Russia’s U.N. envoy said Thursday the issue of Crimea’s annexation “will never be revisited.”

"The reunification of Crimea with Russia was done two years ago after a referendum which was conducted in Crimea -- 93 percent of the population expressed their wish to rejoin Russia; this is what has happened,” Ambassador Vitaly Churkin told reporters at the United Nations.

Russia has accused Ukraine of plotting attacks in the disputed peninsula. Churkin called the alleged plots a “clear act of sabotage and terrorism.”

The U.N. Security Council met Thursday in an emergency closed-door session at Ukraine’s request to discuss the tensions. Ukraine currently holds a seat on the council.

Ukraine’s envoy, Volodymyr Yelchenko, dismissed the Russian accusations and invited Moscow to present evidence. “If their allegations on what happened - this so called terrorist attempt of Ukraine across the border with Crimea – if it happened in reality, where are the proofs? Statements, pictures, photos, videos, whatever. There are only words,” he said.

He said Moscow has massed 40,000 troops in eastern Ukraine, in Crimea and along two countries' border.

“This is not a coincidence,” Yelchenko said. “This number may reflect some very bad intentions, and this is very last thing we would like to happen.”

NATO Concerned

Both diplomats said they hoped tensions would cool down, but at the same time they expressed doubt that the other side would facilitate that.

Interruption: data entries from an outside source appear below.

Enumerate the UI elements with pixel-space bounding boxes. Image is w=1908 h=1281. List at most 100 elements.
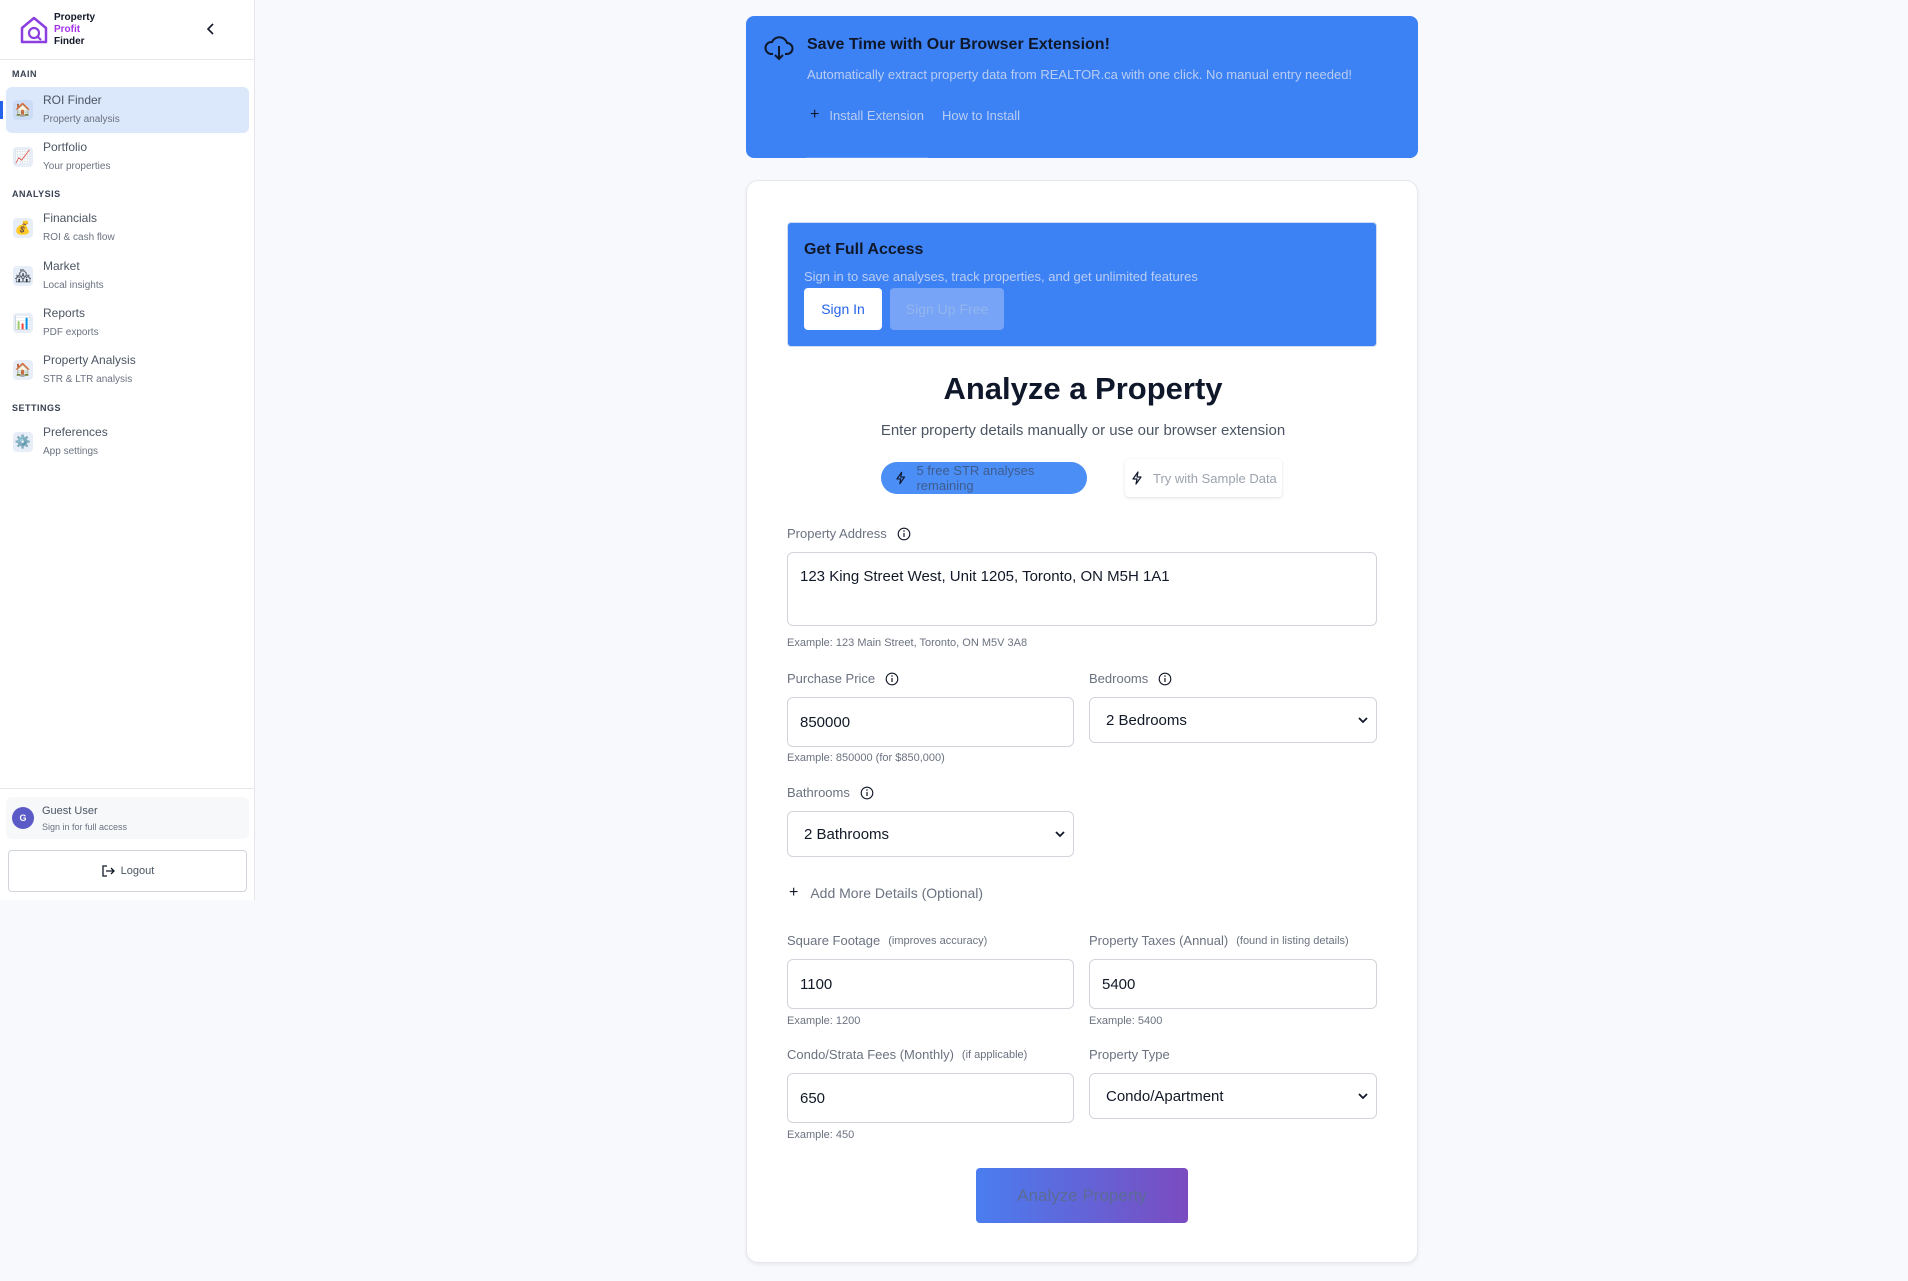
chevron-left-icon xyxy=(206,23,214,35)
property-type-select[interactable]: Condo/Apartment xyxy=(1089,1073,1377,1119)
divider xyxy=(0,788,254,789)
address-input[interactable]: 123 King Street West, Unit 1205, Toronto… xyxy=(787,552,1377,626)
bedrooms-label: Bedrooms xyxy=(1089,671,1172,686)
logo[interactable]: Property Profit Finder xyxy=(0,0,254,60)
sidebar-item-sub: Property analysis xyxy=(43,114,120,125)
sidebar-item-roi-finder[interactable]: 🏠 ROI Finder Property analysis xyxy=(6,87,249,133)
sidebar-item-label: Reports xyxy=(43,306,86,320)
sidebar-item-label: Preferences xyxy=(43,425,108,439)
taxes-label: Property Taxes (Annual) (found in listin… xyxy=(1089,933,1349,948)
free-analyses-badge: 5 free STR analyses remaining xyxy=(881,462,1087,494)
bathrooms-label: Bathrooms xyxy=(787,785,874,800)
price-example: Example: 850000 (for $850,000) xyxy=(787,752,945,764)
price-label: Purchase Price xyxy=(787,671,899,686)
sidebar: Property Profit Finder MAIN 🏠 ROI Finder… xyxy=(0,0,255,900)
sidebar-item-sub: App settings xyxy=(43,446,99,457)
square-footage-input[interactable]: 1100 xyxy=(787,959,1074,1009)
info-icon[interactable] xyxy=(1158,672,1172,686)
condo-fees-label-text: Condo/Strata Fees (Monthly) xyxy=(787,1047,954,1062)
collapse-sidebar-button[interactable] xyxy=(200,18,222,40)
analyze-card: Get Full Access Sign in to save analyses… xyxy=(746,180,1418,1263)
sidebar-item-preferences[interactable]: ⚙️ Preferences App settings xyxy=(6,419,249,465)
section-label-main: MAIN xyxy=(12,69,37,79)
cloud-download-icon xyxy=(764,36,794,61)
address-label-text: Property Address xyxy=(787,526,887,541)
chevron-down-icon xyxy=(1358,1093,1368,1100)
property-taxes-input[interactable]: 5400 xyxy=(1089,959,1377,1009)
logout-button[interactable]: Logout xyxy=(8,850,247,892)
plus-icon: + xyxy=(789,884,799,901)
full-access-box: Get Full Access Sign in to save analyses… xyxy=(787,222,1377,347)
bedrooms-select[interactable]: 2 Bedrooms xyxy=(1089,697,1377,743)
chevron-down-icon xyxy=(1358,717,1368,724)
try-sample-data-label: Try with Sample Data xyxy=(1153,470,1277,486)
user-card[interactable]: G Guest User Sign in for full access xyxy=(6,797,249,839)
install-extension-button[interactable]: + Install Extension xyxy=(806,106,929,158)
house-icon: 🏠 xyxy=(13,100,33,120)
sqft-example: Example: 1200 xyxy=(787,1015,861,1027)
sqft-label: Square Footage (improves accuracy) xyxy=(787,933,987,948)
sidebar-item-sub: Your properties xyxy=(43,161,111,172)
try-sample-data-button[interactable]: Try with Sample Data xyxy=(1125,459,1282,497)
condo-fees-label: Condo/Strata Fees (Monthly) (if applicab… xyxy=(787,1047,1027,1062)
sidebar-item-market[interactable]: 🏘 Market Local insights xyxy=(6,253,249,299)
free-analyses-label: 5 free STR analyses remaining xyxy=(916,463,1035,493)
condo-fees-input[interactable]: 650 xyxy=(787,1073,1074,1123)
user-name: Guest User xyxy=(42,804,98,817)
sidebar-item-sub: STR & LTR analysis xyxy=(43,374,133,385)
add-more-details-toggle[interactable]: + Add More Details (Optional) xyxy=(787,884,983,902)
bar-chart-icon: 📊 xyxy=(13,313,33,333)
sign-up-button[interactable]: Sign Up Free xyxy=(890,288,1004,330)
sqft-label-text: Square Footage xyxy=(787,933,881,948)
logout-icon xyxy=(102,865,115,877)
bedrooms-value: 2 Bedrooms xyxy=(1106,711,1187,729)
info-icon[interactable] xyxy=(897,527,911,541)
sqft-hint: (improves accuracy) xyxy=(888,934,988,947)
purchase-price-input[interactable]: 850000 xyxy=(787,697,1074,747)
active-indicator xyxy=(0,101,3,119)
property-type-label: Property Type xyxy=(1089,1047,1170,1062)
sidebar-item-label: Portfolio xyxy=(43,140,88,154)
add-more-details-label: Add More Details (Optional) xyxy=(810,885,984,901)
address-label: Property Address xyxy=(787,526,911,541)
section-label-analysis: ANALYSIS xyxy=(12,189,61,199)
sign-in-button[interactable]: Sign In xyxy=(804,288,882,330)
bathrooms-select[interactable]: 2 Bathrooms xyxy=(787,811,1074,857)
logo-line1: Property xyxy=(54,11,96,23)
chevron-down-icon xyxy=(1055,831,1065,838)
money-bag-icon: 💰 xyxy=(13,218,33,238)
logout-label: Logout xyxy=(120,865,155,877)
info-icon[interactable] xyxy=(885,672,899,686)
bedrooms-label-text: Bedrooms xyxy=(1089,671,1149,686)
sidebar-item-label: Property Analysis xyxy=(43,353,136,367)
sidebar-item-portfolio[interactable]: 📈 Portfolio Your properties xyxy=(6,134,249,180)
avatar: G xyxy=(12,807,34,829)
info-icon[interactable] xyxy=(860,786,874,800)
property-type-value: Condo/Apartment xyxy=(1106,1087,1224,1105)
property-type-label-text: Property Type xyxy=(1089,1047,1170,1062)
extension-banner: Save Time with Our Browser Extension! Au… xyxy=(746,16,1418,158)
sidebar-item-reports[interactable]: 📊 Reports PDF exports xyxy=(6,300,249,346)
full-access-description: Sign in to save analyses, track properti… xyxy=(804,269,1198,284)
page-title: Analyze a Property xyxy=(943,371,1223,406)
sidebar-item-financials[interactable]: 💰 Financials ROI & cash flow xyxy=(6,205,249,251)
install-extension-label: Install Extension xyxy=(829,108,925,123)
gear-icon: ⚙️ xyxy=(13,432,33,452)
bathrooms-value: 2 Bathrooms xyxy=(804,825,890,843)
bathrooms-label-text: Bathrooms xyxy=(787,785,850,800)
logo-line3: Finder xyxy=(54,35,85,47)
sidebar-item-label: Market xyxy=(43,259,80,273)
sidebar-item-sub: PDF exports xyxy=(43,327,99,338)
sidebar-item-label: ROI Finder xyxy=(43,93,102,107)
house-icon: 🏠 xyxy=(13,360,33,380)
price-label-text: Purchase Price xyxy=(787,671,876,686)
analyze-property-button[interactable]: Analyze Property xyxy=(976,1168,1188,1223)
plus-icon: + xyxy=(810,106,820,123)
houses-icon: 🏘 xyxy=(13,266,33,286)
sidebar-item-label: Financials xyxy=(43,211,98,225)
how-to-install-link[interactable]: How to Install xyxy=(942,108,1020,123)
page-subtitle: Enter property details manually or use o… xyxy=(880,422,1286,439)
lightning-icon xyxy=(1132,471,1142,485)
sidebar-item-property-analysis[interactable]: 🏠 Property Analysis STR & LTR analysis xyxy=(6,347,249,393)
logo-text: Property Profit Finder xyxy=(54,12,95,48)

Earlier Thursday, a NATO official told VOA the alliance is closely monitoring "with concern, the heightened tensions between Russia and Ukraine."

"We are reassured by Ukraine’s resolute condemnation of terrorism in all its shapes and forms," the NATO official said, noting that Kyiv was "devoted" to diplomacy in Crimea.

"Russia’s recent military activity in Crimea is not helpful for easing tensions. We call on Russia to work for calm and de-escalation," the official said. Moscow annexed the Crimean peninsula in 2014, a military move that has continued to be condemned by world leaders and fuel conflict between the two countries.